Official estimates put the number of honour killings at over 4,000 between 2001 and 2004. Justice, however, is not so easy to come by. Rights activists say laws to protect women exist only in books because the judicial procedure is so tedious and convoluted that in most cases victims of violence give up fighting in frustration. Even law-enforcing authorities accept their limitations. "We have formed a team for his (Hasan Abbas) arrest, but there are some legal complications. Police cannot enter the tribal area," said police inspector, Mohib Ali Baloch, in his office on the outskirts of Amna's village. "However, we are in touch with the tribal elders and leaders. Yesterday our team had managed to reach his house," he said adding the Abbas could not be arrested without permission of the tribal elders.
Shehnaz Bokhari has been a Womens' Rights activist for the past 18 years in the male-dominated society of Pakistan and has been at the forefront of the fight against violence on women. She makes regular rounds to meet and encourage women who have been brutalised by their husbands. While the government introduced legislation this year specifically outlawing honour killings, rights groups say they have still to see it fully enforced and they have seen no evidence of a decrease in karo-kari murders. "Karo-kari" is a type of honour killing; "siah-kari" is a type of honor killing; burning of women is again a type of honour killing. This is at the max(imum). And why it is happening, again, (because) the perpetrators go scot free," says Bokhari. Despite the low status of women in society, Pakistan has twice elected a woman Prime Minister. Critics say Benazir Bhutto did painfully little to protect women.
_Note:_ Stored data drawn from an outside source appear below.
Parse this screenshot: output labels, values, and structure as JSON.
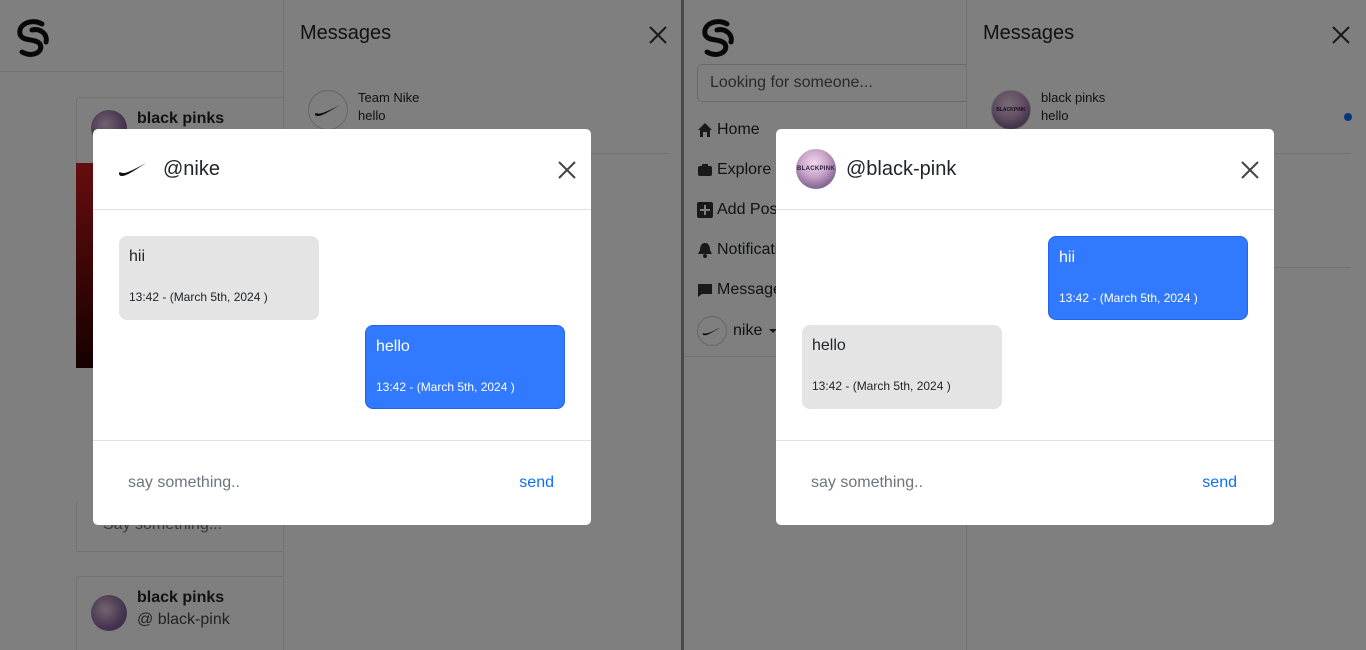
{
  "left": {
    "post1": {
      "name": "black pinks"
    },
    "post2": {
      "name": "black pinks",
      "handle": "@ black-pink"
    },
    "comment_placeholder": "Say something...",
    "messages_panel": {
      "title": "Messages",
      "conversation": {
        "name": "Team Nike",
        "last_message": "hello"
      }
    },
    "modal": {
      "handle": "@nike",
      "messages": [
        {
          "text": "hii",
          "time": "13:42 - (March 5th, 2024 )",
          "side": "left"
        },
        {
          "text": "hello",
          "time": "13:42 - (March 5th, 2024 )",
          "side": "right"
        }
      ],
      "input_placeholder": "say something..",
      "send_label": "send"
    }
  },
  "right": {
    "search_placeholder": "Looking for someone...",
    "nav": {
      "home": "Home",
      "explore": "Explore",
      "add_post": "Add Post",
      "notifications": "Notifications",
      "messages": "Messages",
      "user": "nike"
    },
    "messages_panel": {
      "title": "Messages",
      "conversation": {
        "name": "black pinks",
        "last_message": "hello",
        "avatar_text": "BLACKPINK"
      }
    },
    "modal": {
      "handle": "@black-pink",
      "avatar_text": "BLACKPINK",
      "messages": [
        {
          "text": "hii",
          "time": "13:42 - (March 5th, 2024 )",
          "side": "right"
        },
        {
          "text": "hello",
          "time": "13:42 - (March 5th, 2024 )",
          "side": "left"
        }
      ],
      "input_placeholder": "say something..",
      "send_label": "send"
    }
  },
  "colors": {
    "accent": "#3179ff",
    "link": "#0d6efd",
    "bubble_grey": "#e4e4e4",
    "backdrop": "rgba(0,0,0,0.5)"
  },
  "icons": [
    "app-logo-icon",
    "close-icon",
    "nike-swoosh-icon",
    "home-icon",
    "explore-icon",
    "add-post-icon",
    "bell-icon",
    "message-icon",
    "caret-down-icon"
  ]
}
Pakistan's attitude towards violence against women has come under the international spotlight after the Washington Post quoted President Pervez Musharraf saying many of his compatriots believed that crying rape was a fast way to make money and get a visa for Canada. Musharraf insists he is a strong advocate of women's rights and maintains he was misquoted. "One thing which President Musharraf has done, no democratic governments were able to do - bringing women at such a huge number in the political system and the policy-making level is a great achievement," Bokhari said. "I always say its my hats off to the gentleman. But, you know, it is his attitude now what counts." She says the flood of women into mainstream politics in the country is a sure sign of better times to come. "Sometimes we get very frustrated; we think nothing's being done. But looking at the angle, this different angle, I think no; I see a lot of light, I see sun at the end of the tunnel." Most Pakistanis, however are not that optimistic with many saying that until courts hand down death sentences for such crimes, violence against women would continue. "Musharraf should imagine that this is his own daughter; any minister should imagine that this is his daughter," said Zakia Begum, whose neighbourhood in Rawalpindi has recently gone through the trauma of seeing a young woman critically burnt by her in-laws. "When they think of their own daughters, then most certainly she (burn victim) will get help, and she will get justice." "Whoever has done this should be hanged in public. He should be given exemplary punishment so that others are deterred," said Shaukat Ali, another neighbour. The worry and indignation is shared by many. "For the past one week there has been no happiness in our house. No one has eaten, or slept peacefully," said Feroza Bibi who lives in a low-income neighbourhood of Rawalpindi where a teenaged girl was raped recently. "The culprits should be arrested. If the culprits are caught, other daughters will be safe also." Neighbours said the girl belonged to a "decent, religious family" who had fallen foul with the security agencies after the recent clampdown on anyone associated with 'madrasas' (religious schools). There were rumours she had been picked up on her way back from school by law-enforcing personnel to get information about a madrasa-going brother and dropped outside the alley hours later, shoe-less and hysterical. Medical reports said she had been raped.